Now, I shied away from discussing a game with its creator using Twitter, the official Medium of Misunderstandings™, as my vector. I certainly don’t think that the spectre of that conversation — that I think Divekick is somehow unqualified awful and BBB is unqualified good — is how I feel, either. But I stand by my statement that Divekick‘s being so steeped in the cultural norms of the fighting game culture puts it in a particular context that might not always be working to its advantage.
There are probably other concerns I have about that entire Twitter convo, but these are probably the only rational, non-drama bomb reasons. I’m interested to hear what people think about context and packaging with these two games. BBB has its own stuff, there: being part of “Sportsfriends” puts BBB in a very particular context too, one with its own history and set of baggage. But is that baggage going to weigh it down significantly? I don’t really know. All I do know is that these two games are a pretty interesting example of how cultural legacies and genre conventions can have a serious impact on how a game is perceived and where people think it “belongs.”

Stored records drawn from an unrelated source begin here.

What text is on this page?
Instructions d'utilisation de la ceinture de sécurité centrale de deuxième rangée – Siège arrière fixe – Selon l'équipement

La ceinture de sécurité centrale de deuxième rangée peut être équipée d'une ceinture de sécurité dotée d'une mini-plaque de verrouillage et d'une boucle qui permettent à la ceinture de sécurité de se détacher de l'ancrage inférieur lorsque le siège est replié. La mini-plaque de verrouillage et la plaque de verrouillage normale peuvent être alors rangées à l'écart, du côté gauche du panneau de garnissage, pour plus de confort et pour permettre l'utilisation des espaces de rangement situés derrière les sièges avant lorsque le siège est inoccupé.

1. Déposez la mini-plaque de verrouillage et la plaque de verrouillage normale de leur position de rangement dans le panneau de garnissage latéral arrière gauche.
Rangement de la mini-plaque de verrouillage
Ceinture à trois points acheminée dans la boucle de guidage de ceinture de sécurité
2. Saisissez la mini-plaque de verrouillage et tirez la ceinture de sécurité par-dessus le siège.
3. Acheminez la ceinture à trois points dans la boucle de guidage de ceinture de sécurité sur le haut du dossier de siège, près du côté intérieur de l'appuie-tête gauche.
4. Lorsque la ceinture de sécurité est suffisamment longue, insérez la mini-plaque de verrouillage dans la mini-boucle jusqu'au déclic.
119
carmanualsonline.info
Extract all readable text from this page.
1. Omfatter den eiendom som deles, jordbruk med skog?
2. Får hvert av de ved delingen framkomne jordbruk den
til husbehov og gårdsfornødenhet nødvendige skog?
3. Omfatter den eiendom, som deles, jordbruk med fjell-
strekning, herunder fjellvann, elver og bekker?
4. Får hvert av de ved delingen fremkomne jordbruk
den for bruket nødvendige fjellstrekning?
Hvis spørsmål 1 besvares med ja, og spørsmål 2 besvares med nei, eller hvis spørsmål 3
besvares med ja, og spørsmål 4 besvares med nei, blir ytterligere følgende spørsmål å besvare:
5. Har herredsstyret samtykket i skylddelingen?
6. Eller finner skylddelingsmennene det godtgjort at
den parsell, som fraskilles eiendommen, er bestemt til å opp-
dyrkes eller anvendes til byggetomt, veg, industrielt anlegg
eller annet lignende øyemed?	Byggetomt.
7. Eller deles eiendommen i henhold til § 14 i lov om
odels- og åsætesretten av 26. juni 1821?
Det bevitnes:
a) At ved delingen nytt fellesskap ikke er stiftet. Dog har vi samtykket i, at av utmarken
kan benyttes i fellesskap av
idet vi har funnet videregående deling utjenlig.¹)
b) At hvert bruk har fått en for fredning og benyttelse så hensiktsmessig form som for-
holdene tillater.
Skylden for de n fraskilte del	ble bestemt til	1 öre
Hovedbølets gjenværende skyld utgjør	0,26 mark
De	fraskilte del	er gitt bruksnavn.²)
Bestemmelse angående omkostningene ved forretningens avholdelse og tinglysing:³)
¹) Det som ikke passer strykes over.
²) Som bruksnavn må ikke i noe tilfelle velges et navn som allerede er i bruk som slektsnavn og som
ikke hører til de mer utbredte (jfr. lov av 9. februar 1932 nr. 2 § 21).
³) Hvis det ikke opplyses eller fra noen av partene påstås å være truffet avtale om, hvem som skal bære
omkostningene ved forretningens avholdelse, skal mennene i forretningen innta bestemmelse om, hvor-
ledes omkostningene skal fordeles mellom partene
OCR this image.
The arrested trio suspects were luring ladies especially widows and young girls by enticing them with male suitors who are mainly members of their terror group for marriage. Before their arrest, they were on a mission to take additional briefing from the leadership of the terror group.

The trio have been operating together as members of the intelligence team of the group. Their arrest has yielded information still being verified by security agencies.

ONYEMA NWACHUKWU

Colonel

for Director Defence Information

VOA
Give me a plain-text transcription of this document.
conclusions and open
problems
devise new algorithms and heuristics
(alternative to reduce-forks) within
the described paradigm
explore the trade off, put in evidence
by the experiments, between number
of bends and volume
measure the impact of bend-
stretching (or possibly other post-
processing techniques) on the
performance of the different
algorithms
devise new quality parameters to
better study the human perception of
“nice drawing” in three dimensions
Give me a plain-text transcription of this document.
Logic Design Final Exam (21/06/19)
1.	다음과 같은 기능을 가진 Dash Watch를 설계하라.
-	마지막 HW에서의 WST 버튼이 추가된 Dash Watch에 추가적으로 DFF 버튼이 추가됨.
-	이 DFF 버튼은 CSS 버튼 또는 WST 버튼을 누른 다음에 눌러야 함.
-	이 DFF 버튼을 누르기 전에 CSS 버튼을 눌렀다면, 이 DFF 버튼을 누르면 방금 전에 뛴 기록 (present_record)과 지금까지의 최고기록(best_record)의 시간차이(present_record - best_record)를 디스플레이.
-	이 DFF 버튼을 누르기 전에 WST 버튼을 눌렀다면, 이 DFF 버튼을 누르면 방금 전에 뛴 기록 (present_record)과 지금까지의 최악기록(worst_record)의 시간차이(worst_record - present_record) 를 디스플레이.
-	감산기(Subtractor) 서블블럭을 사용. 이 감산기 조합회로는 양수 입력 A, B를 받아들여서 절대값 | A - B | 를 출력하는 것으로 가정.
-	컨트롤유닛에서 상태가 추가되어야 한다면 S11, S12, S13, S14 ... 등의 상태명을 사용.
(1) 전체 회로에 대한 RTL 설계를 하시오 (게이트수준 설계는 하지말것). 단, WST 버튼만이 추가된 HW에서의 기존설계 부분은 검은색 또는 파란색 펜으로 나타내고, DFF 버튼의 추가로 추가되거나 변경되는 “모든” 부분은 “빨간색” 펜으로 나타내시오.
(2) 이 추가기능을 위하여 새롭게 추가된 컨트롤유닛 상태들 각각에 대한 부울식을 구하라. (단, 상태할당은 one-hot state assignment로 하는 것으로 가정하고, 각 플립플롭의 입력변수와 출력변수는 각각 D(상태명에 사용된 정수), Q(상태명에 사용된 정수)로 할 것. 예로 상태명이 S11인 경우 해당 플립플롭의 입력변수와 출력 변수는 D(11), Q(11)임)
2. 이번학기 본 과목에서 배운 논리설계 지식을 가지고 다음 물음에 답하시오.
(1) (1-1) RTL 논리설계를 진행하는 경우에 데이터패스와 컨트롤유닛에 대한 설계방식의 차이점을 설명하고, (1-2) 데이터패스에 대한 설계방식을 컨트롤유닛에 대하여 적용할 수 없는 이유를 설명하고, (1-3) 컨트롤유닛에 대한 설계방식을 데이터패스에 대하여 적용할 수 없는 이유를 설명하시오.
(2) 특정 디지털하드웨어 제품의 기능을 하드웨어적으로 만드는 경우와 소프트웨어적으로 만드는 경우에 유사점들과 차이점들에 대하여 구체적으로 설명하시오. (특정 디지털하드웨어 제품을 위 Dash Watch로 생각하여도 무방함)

I just randomly came across this doing a little research on divekick, seeing it on a few journalists’ GOTY lists. As someone who doesn’t really know anything about fgc, I don’t know what any of these references are. So cultural references aside, just going by aesthetics, it’s immediately obvious what divekick’s about, while BBB I had to sort of “figure out” what was going on. I didn’t even know they were fighting with a ball at first. From that alone, for me, Divekick’s is more inviting to me, just because the core mechanics of the game is painfully obvious from the get go. Not to stereotype, but I I just don’t see how that can’t be the case from any layman. I don’t want to assume something about you, but to me, it seem that you have a personal grievance or something against the fgc and is letting those references cloud your pov of which game is more inviting.That’s just how you come off in this post. And I think it would behoove you, if you’re going to be making sweeping generalizations of what game is more inviting, as a journalist or as just someone doing research, you should play both games.
When I was playing this with my girlfriend, the overwhelming amount of silly in-jokes annoyed and alienated her to the point of no longer wanting to play after five minutes.
Make of that what you will, I guess. The ‘humour’ of the game falls really flat for me as well, and I play and watch fighting games in a pretty serious way.